W poniedziałek 19 maja około godziny 15:00 14-latek podszedł do patrolu strażników miejskich, informując o pobiciu. Z jego relacji wynikało, że został zaatakowany przez trzech chłopaków. Jeden z nich uderzył go w twarz, powodując obrażenia oka i zęba. Sprawcy wkrótce zostali zidentyfikowani.
Na miejsce natychmiast wezwano patrol policji. Do czasu ich przybycia funkcjonariusze miejskiej straży poprosili uczestników zdarzenia o kontakt z opiekunami. Pierwszy zjawił się wujek poszkodowanego, który byt wyraźnie wzburzony. Sytuacje udało się opanować dzięki interwencji mundurowych.
Policja wylegitymowała wszystkich uczestników incydentu i przyjęła ich zeznania.
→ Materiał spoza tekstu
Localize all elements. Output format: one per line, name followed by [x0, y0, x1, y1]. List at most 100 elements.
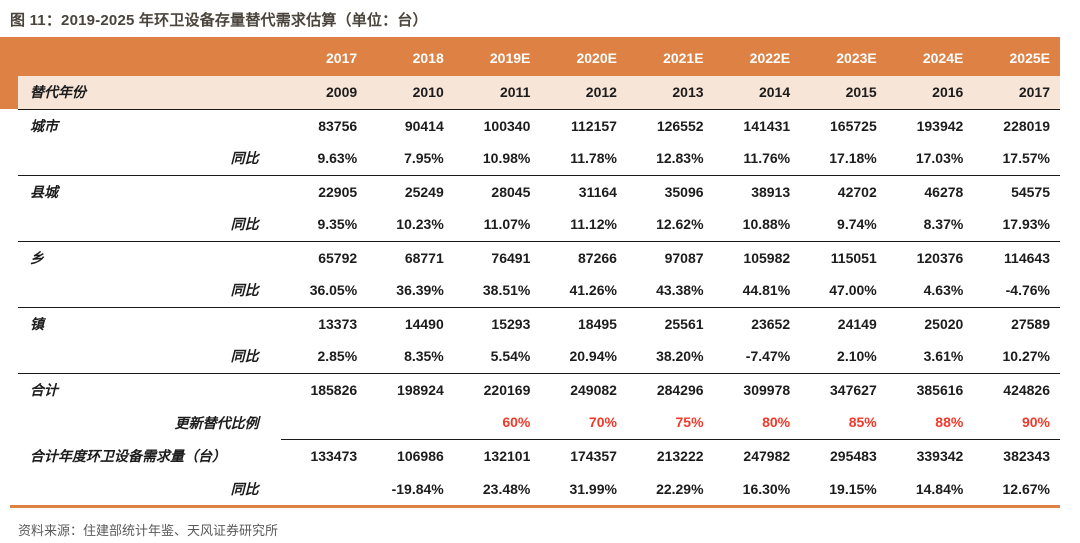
table-cell: 27589 [1011, 315, 1050, 332]
table-row: 同比 36.05% 36.39% 38.51% 41.26% 43.38% 44.81% 47… [18, 274, 1060, 308]
table-cell: -19.84% [391, 480, 444, 497]
table-cell: 25561 [664, 315, 704, 332]
year-header-cell: 2017 [280, 40, 368, 76]
row-label: 县城 [30, 183, 58, 200]
table-cell: 38.20% [626, 340, 714, 374]
replacement-year-cell: 2010 [367, 76, 454, 110]
table-cell: 36.05% [280, 274, 368, 308]
table-cell: 10.98% [453, 142, 541, 176]
table-cell: 17.03% [886, 142, 974, 176]
year-header-cell: 2024E [886, 40, 974, 76]
table-cell: 115051 [830, 249, 877, 266]
replacement-year-cell: 2017 [973, 76, 1060, 110]
replacement-year-cell: 2012 [540, 76, 627, 110]
year-header-cell: 2019E [453, 40, 541, 76]
row-label: 更新替代比例 [174, 414, 259, 431]
replacement-year-cell: 2013 [626, 76, 714, 110]
table-cell [281, 472, 368, 505]
table-cell: 9.74% [800, 208, 887, 242]
replacement-demand-table: 2017 2018 2019E 2020E 2021E 2022E 2023E 2024E 20… [18, 40, 1060, 505]
table-cell: 339342 [916, 447, 964, 464]
row-label: 同比 [18, 208, 281, 242]
table-cell: 97087 [664, 249, 704, 266]
table-cell: 198924 [397, 381, 444, 398]
table-cell: 20.94% [540, 340, 627, 374]
table-row: 同比 -19.84% 23.48% 31.99% 22.29% 16.30% 19.15% 1… [18, 472, 1060, 505]
table-cell: 133473 [310, 447, 358, 464]
table-cell: 114643 [1004, 249, 1050, 266]
table-cell: 18495 [578, 315, 617, 332]
table-cell: 60% [453, 406, 541, 440]
row-label: 镇 [30, 315, 44, 332]
table-cell: 213222 [656, 447, 704, 464]
table-cell: 3.61% [886, 340, 974, 374]
table-cell: 36.39% [367, 274, 454, 308]
table-cell: 12.83% [626, 142, 714, 176]
replacement-year-cell: 2011 [453, 76, 541, 110]
table-cell: 141431 [743, 117, 791, 134]
table-cell: 28045 [491, 183, 531, 200]
table-cell: 54575 [1011, 183, 1050, 200]
table-cell: 11.78% [540, 142, 627, 176]
table-cell: 9.63% [280, 142, 368, 176]
replacement-year-label: 替代年份 [18, 76, 281, 110]
table-row: 镇 13373 14490 15293 18495 25561 23652 24149 2502… [18, 307, 1060, 340]
table-cell: 11.76% [713, 142, 801, 176]
year-header-row: 2017 2018 2019E 2020E 2021E 2022E 2023E 2024E 20… [18, 40, 1060, 76]
table-cell: 88% [886, 406, 974, 440]
table-cell: 100340 [483, 117, 531, 134]
source-note: 资料来源：住建部统计年鉴、天风证券研究所 [18, 523, 279, 538]
table-cell: 17.57% [973, 142, 1060, 176]
table-cell: 10.27% [973, 340, 1060, 374]
table-cell: 80% [713, 406, 801, 440]
table-cell: 385616 [916, 381, 964, 398]
table-cell: 25020 [924, 315, 964, 332]
table-cell: 193942 [916, 117, 964, 134]
bottom-rule [10, 505, 1060, 508]
table-row: 县城 22905 25249 28045 31164 35096 38913 42702 462… [18, 175, 1060, 208]
table-cell: 15293 [491, 315, 531, 332]
row-label: 同比 [18, 142, 281, 176]
table-row: 城市 83756 90414 100340 112157 126552 141431 1657… [18, 109, 1060, 142]
table-cell: 249082 [570, 381, 617, 398]
table-cell: 11.12% [540, 208, 627, 242]
replacement-year-cell: 2014 [713, 76, 801, 110]
table-cell [280, 406, 368, 440]
table-cell: 68771 [404, 249, 444, 266]
table-cell: 44.81% [713, 274, 801, 308]
table-cell: 43.38% [626, 274, 714, 308]
table-cell: 31.99% [569, 480, 617, 497]
table-cell: 47.00% [800, 274, 887, 308]
table-cell: 41.26% [540, 274, 627, 308]
table-cell: 16.30% [742, 480, 791, 497]
table-cell: 65792 [318, 249, 358, 266]
table-cell: 132101 [483, 447, 531, 464]
table-cell: 220169 [483, 381, 531, 398]
table-cell: 13373 [318, 315, 358, 332]
replacement-year-cell: 2016 [886, 76, 974, 110]
row-label: 乡 [30, 249, 44, 266]
table-cell: 126552 [656, 117, 704, 134]
table-head: 2017 2018 2019E 2020E 2021E 2022E 2023E 2024E 20… [18, 40, 1060, 110]
table-cell: 7.95% [367, 142, 454, 176]
table-cell: 10.23% [367, 208, 454, 242]
table-cell: 70% [540, 406, 627, 440]
table-cell: 85% [800, 406, 887, 440]
table-row: 同比 2.85% 8.35% 5.54% 20.94% 38.20% -7.47% 2.10%… [18, 340, 1060, 374]
row-label: 同比 [18, 274, 281, 308]
table-cell: 9.35% [280, 208, 368, 242]
table-cell: 10.88% [713, 208, 801, 242]
table-row: 合计年度环卫设备需求量（台） 133473 106986 132101 174357 21… [18, 439, 1060, 472]
table-cell: 22.29% [656, 480, 704, 497]
table-cell: 424826 [1003, 381, 1050, 398]
table-cell: 38.51% [453, 274, 541, 308]
table-cell: 12.62% [626, 208, 714, 242]
table-row: 同比 9.63% 7.95% 10.98% 11.78% 12.83% 11.76% 17.1… [18, 142, 1060, 176]
table-cell: 24149 [837, 315, 877, 332]
year-header-cell: 2022E [713, 40, 801, 76]
row-label: 合计年度环卫设备需求量（台） [30, 447, 226, 464]
table-cell: 35096 [664, 183, 704, 200]
table-cell: 12.67% [1002, 480, 1050, 497]
table-row: 同比 9.35% 10.23% 11.07% 11.12% 12.62% 10.88% 9.7… [18, 208, 1060, 242]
Jeden z chłopców po dłuższej rozmowie przyznał się do uderzenia kolegi, choć wcześniej temu zaprzeczał. Ustalono, ze konflikt trwał już wcześniej i miał swoje źródło w wymianie gróźb w mediach społecznościowych.
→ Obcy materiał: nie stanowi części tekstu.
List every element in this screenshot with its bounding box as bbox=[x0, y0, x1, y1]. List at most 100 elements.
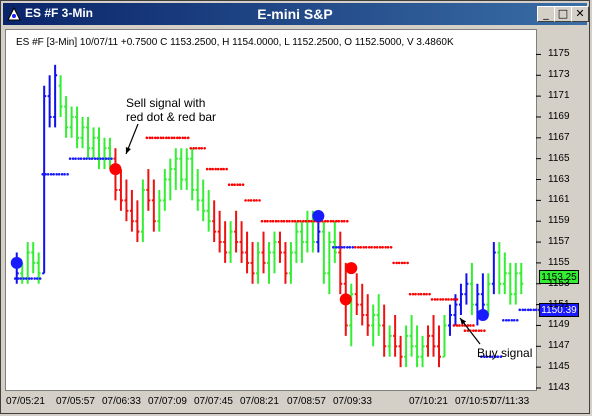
red-stop-dot bbox=[395, 261, 398, 265]
window-title: ES #F 3-Min bbox=[25, 6, 94, 20]
price-bar bbox=[135, 200, 140, 243]
red-stop-dot bbox=[480, 329, 483, 332]
red-stop-dot bbox=[159, 136, 163, 140]
price-bar bbox=[409, 315, 414, 357]
red-stop-dot bbox=[392, 261, 395, 265]
red-stop-dot bbox=[211, 167, 214, 171]
price-bar bbox=[47, 75, 52, 128]
price-bar bbox=[212, 200, 217, 243]
price-bar bbox=[53, 64, 58, 128]
y-tick-label: 1171 bbox=[548, 90, 570, 102]
y-tick-label: 1143 bbox=[548, 382, 570, 393]
price-bar bbox=[288, 242, 293, 284]
price-bar bbox=[80, 116, 85, 149]
y-tick-label: 1147 bbox=[548, 340, 570, 352]
red-stop-dot bbox=[324, 219, 327, 223]
red-stop-dot bbox=[472, 329, 475, 332]
price-bar bbox=[217, 210, 222, 253]
plot-area[interactable] bbox=[5, 29, 537, 391]
price-bar bbox=[173, 148, 178, 190]
blue-stop-dot bbox=[494, 355, 497, 359]
blue-stop-dot bbox=[505, 318, 508, 322]
y-tick-label: 1155 bbox=[548, 256, 570, 268]
red-stop-dot bbox=[302, 219, 305, 223]
x-tick-label: 07/05:57 bbox=[56, 396, 95, 407]
blue-stop-dot bbox=[496, 355, 500, 359]
red-stop-dot bbox=[285, 219, 289, 223]
sell-arrow-head bbox=[125, 147, 131, 154]
blue-stop-dot bbox=[16, 277, 20, 280]
price-bar bbox=[480, 273, 485, 316]
price-bar bbox=[519, 262, 524, 295]
price-bar bbox=[371, 304, 376, 347]
price-bar bbox=[469, 262, 474, 316]
buy-annotation: Buy signal bbox=[477, 346, 533, 360]
blue-stop-dot bbox=[529, 308, 533, 312]
red-stop-dot bbox=[406, 261, 409, 265]
red-stop-dot bbox=[255, 199, 258, 202]
price-bar bbox=[267, 242, 271, 284]
title-bar[interactable]: ES #F 3-Min E-mini S&P _ □ ✕ bbox=[3, 3, 589, 25]
blue-stop-dot bbox=[101, 157, 105, 160]
price-bar bbox=[464, 273, 469, 305]
price-bar bbox=[299, 221, 304, 263]
blue-stop-dot bbox=[22, 277, 26, 280]
red-stop-dot bbox=[389, 245, 393, 249]
price-bar bbox=[442, 315, 447, 358]
red-stop-dot bbox=[340, 219, 344, 223]
red-stop-dot bbox=[214, 167, 217, 171]
x-tick-label: 07/08:57 bbox=[287, 396, 326, 407]
blue-stop-dot bbox=[480, 355, 483, 359]
blue-stop-dot bbox=[348, 245, 352, 249]
red-stop-dot bbox=[367, 245, 371, 249]
red-stop-dot bbox=[151, 136, 154, 140]
price-bar bbox=[431, 315, 436, 357]
blue-stop-dot bbox=[332, 245, 335, 249]
price-bar bbox=[376, 294, 381, 336]
blue-stop-dot bbox=[33, 277, 36, 280]
y-tick-label: 1173 bbox=[548, 69, 570, 81]
red-stop-dot bbox=[356, 245, 360, 249]
red-stop-dot bbox=[222, 167, 225, 171]
close-button[interactable]: ✕ bbox=[571, 6, 589, 22]
red-stop-dot bbox=[332, 219, 335, 223]
red-stop-dot bbox=[156, 136, 160, 140]
blue-stop-dot bbox=[52, 173, 55, 176]
blue-stop-dot bbox=[30, 277, 33, 280]
last-price-tag: 1153.25 bbox=[539, 270, 579, 284]
sell-annotation-line1: Sell signal with bbox=[126, 96, 206, 110]
sell-annotation-line2: red dot & red bar bbox=[126, 110, 217, 124]
price-bar bbox=[365, 294, 370, 336]
blue-stop-dot bbox=[46, 173, 50, 176]
red-stop-dot bbox=[447, 298, 450, 301]
price-bar bbox=[256, 242, 261, 284]
price-bar bbox=[382, 304, 387, 357]
red-stop-dot bbox=[271, 219, 275, 223]
blue-stop-dot bbox=[71, 157, 75, 160]
price-bar bbox=[118, 169, 123, 211]
price-bar bbox=[36, 252, 41, 284]
red-stop-dot bbox=[296, 219, 300, 223]
red-stop-dot bbox=[192, 146, 196, 150]
blue-stop-dot bbox=[74, 157, 77, 160]
blue-stop-dot bbox=[485, 355, 489, 359]
red-stop-dot bbox=[181, 136, 185, 140]
red-stop-dot bbox=[466, 324, 470, 327]
price-bar bbox=[75, 106, 80, 149]
red-stop-dot bbox=[260, 219, 264, 223]
blue-stop-dot bbox=[35, 277, 39, 280]
blue-stop-dot bbox=[512, 318, 516, 322]
price-bar bbox=[107, 137, 112, 170]
price-bar bbox=[393, 315, 398, 357]
red-stop-dot bbox=[145, 136, 149, 140]
red-stop-dot bbox=[384, 245, 387, 249]
red-stop-dot bbox=[282, 219, 286, 223]
price-bar bbox=[426, 325, 431, 357]
red-stop-dot bbox=[345, 219, 349, 223]
maximize-button[interactable]: □ bbox=[554, 6, 572, 22]
price-bar bbox=[129, 189, 134, 232]
chart-title: E-mini S&P bbox=[257, 6, 333, 22]
x-tick-label: 07/11:33 bbox=[491, 396, 530, 407]
minimize-button[interactable]: _ bbox=[537, 6, 555, 22]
Rodzice i opiekunowie zaangażowanych nastolatków potwierdzili istnienie napiętej atmosfery wśród młodzieży. Niepokojące treści, groźby i obraźliwe komentarze pojawiały się w sieci już od dłuższego czasu. Zgodnie z ich relacjami, konflikt byt wzajemny i nie ograniczał się do jednej strony.